There are certainly people who do manage on conventional DMARDS (methotrexate included) for a great many years. There are a few on this forum who had this experience before changing to biologics, and with any hope, you will too.
I'm in Australia too - and the medicare guidelines, hoops you have to jump through, etc to get biologics seem so very convoluted and difficult it will never happen. Bear in mind that many people on this forum have more severe disease than average, or haven't yet found a treatment that works (that's why we are here), so there is probably an over-representation of biologics users (as well as the predominance of USA members - and their system is so very different from ours).
I didn't get any significant relief from MTX (maybe 10% in my hands, nothing in my feet, knees, hips, shoulders or spine, and nada in the way of fatigue relief). I had very sudden noticeable onset (from taking life at 100mph at age 36 to "I wonder if I'll need a wheelchair next week) in a 6 week period, had very little response to any other DMARDs, so I had a very strong vested interest and opinion on Biologics, given the results that are noted for PsA patients,
But what I did learn, from an Aus point of view, is that it is very possible your rheumy won't be in favour (mine wasn't - but is wasn't anything to do with cost, and everything to do with his fear of side-effects). And what I also learnt, is that you can most certainly ensure that the system does the right thing for you - as long as you can convince your rhuemy it is what you want, need, and are willing to take the risk on.
Certainly the biologics have a better record for preventing actual joint damage than MTX in all the double blind, blah blah... (feel free to come in and correct me Lamb). But if you have effective treatment with MTX, and you've got a rhuemy who is monitoring you for damage in a proactive way...... well I'd be very happy with that!

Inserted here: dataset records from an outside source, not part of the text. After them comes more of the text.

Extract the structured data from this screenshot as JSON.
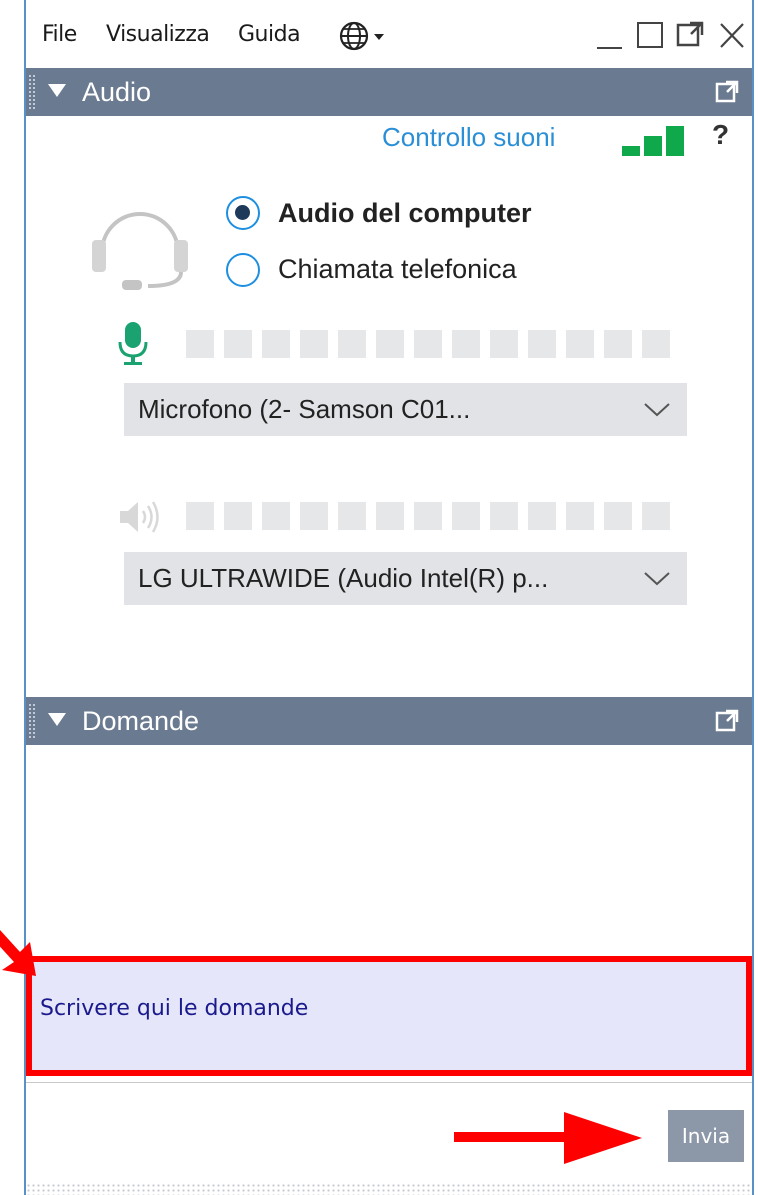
{
  "menu": {
    "file": "File",
    "view": "Visualizza",
    "help": "Guida"
  },
  "audio_panel": {
    "title": "Audio",
    "sound_check_label": "Controllo suoni",
    "help_symbol": "?",
    "options": [
      {
        "label": "Audio del computer",
        "selected": true
      },
      {
        "label": "Chiamata telefonica",
        "selected": false
      }
    ],
    "microphone_value": "Microfono (2- Samson C01...",
    "speaker_value": "LG ULTRAWIDE (Audio Intel(R) p...",
    "meter_level": 0,
    "icons": [
      "headset-icon",
      "microphone-icon",
      "speaker-icon",
      "signal-bars-icon"
    ]
  },
  "questions_panel": {
    "title": "Domande",
    "input_placeholder": "Scrivere qui le domande",
    "send_label": "Invia"
  },
  "colors": {
    "header_bg": "#6a7a90",
    "accent_blue": "#2a8fd6",
    "mic_green": "#1aa370",
    "signal_green": "#0fa84a",
    "highlight_red": "#ff0000"
  }
}
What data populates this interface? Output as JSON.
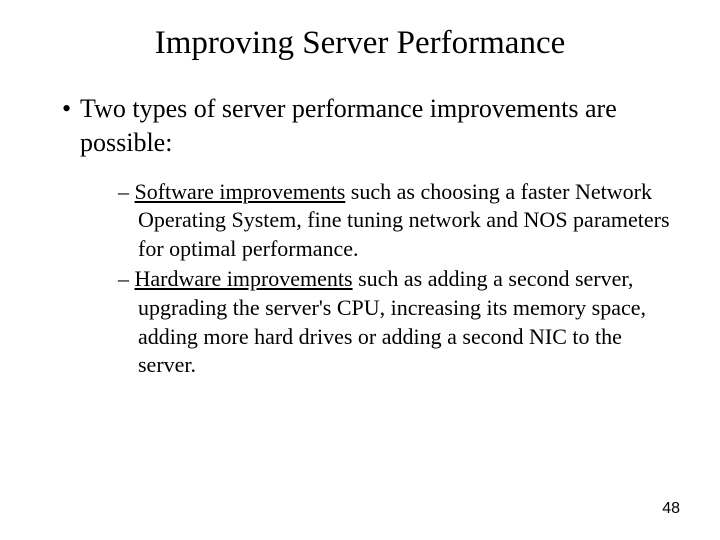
{
  "title": "Improving Server Performance",
  "level1": {
    "bullet": "•",
    "text": "Two types of server performance improvements are possible:"
  },
  "level2": [
    {
      "dash": "–",
      "underlined": "Software improvements",
      "rest": " such as choosing a faster Network Operating System, fine tuning network and NOS parameters for optimal performance."
    },
    {
      "dash": "–",
      "underlined": "Hardware improvements",
      "rest": " such as adding a second server, upgrading the server's CPU, increasing its memory space, adding more hard drives or adding a second NIC to the server."
    }
  ],
  "page_number": "48"
}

BTW Seenie - I don't actually know who wrote that guideline on the approach to PsA for Australian rhuematologists. Because I sure as heck haven't found one rheumatologist that practices it. Way back when I thought my life was ending (aka onset), I even emailed Nash (of Gladman and Nash), and he was prompt, compassionate and courteous in his response. But he told me that MTX was by far the best, and he wouldn't recommend any of the biologics, because of the risk. He has a family member with PsA who manages very well on MTX. He was so very compassionate, but in Australia, there is still that issue that the doctor is considered to have better decision making skills than the patient, and their focus is entirely keeping you alive - quality of life doesn't appear to be a strong contender.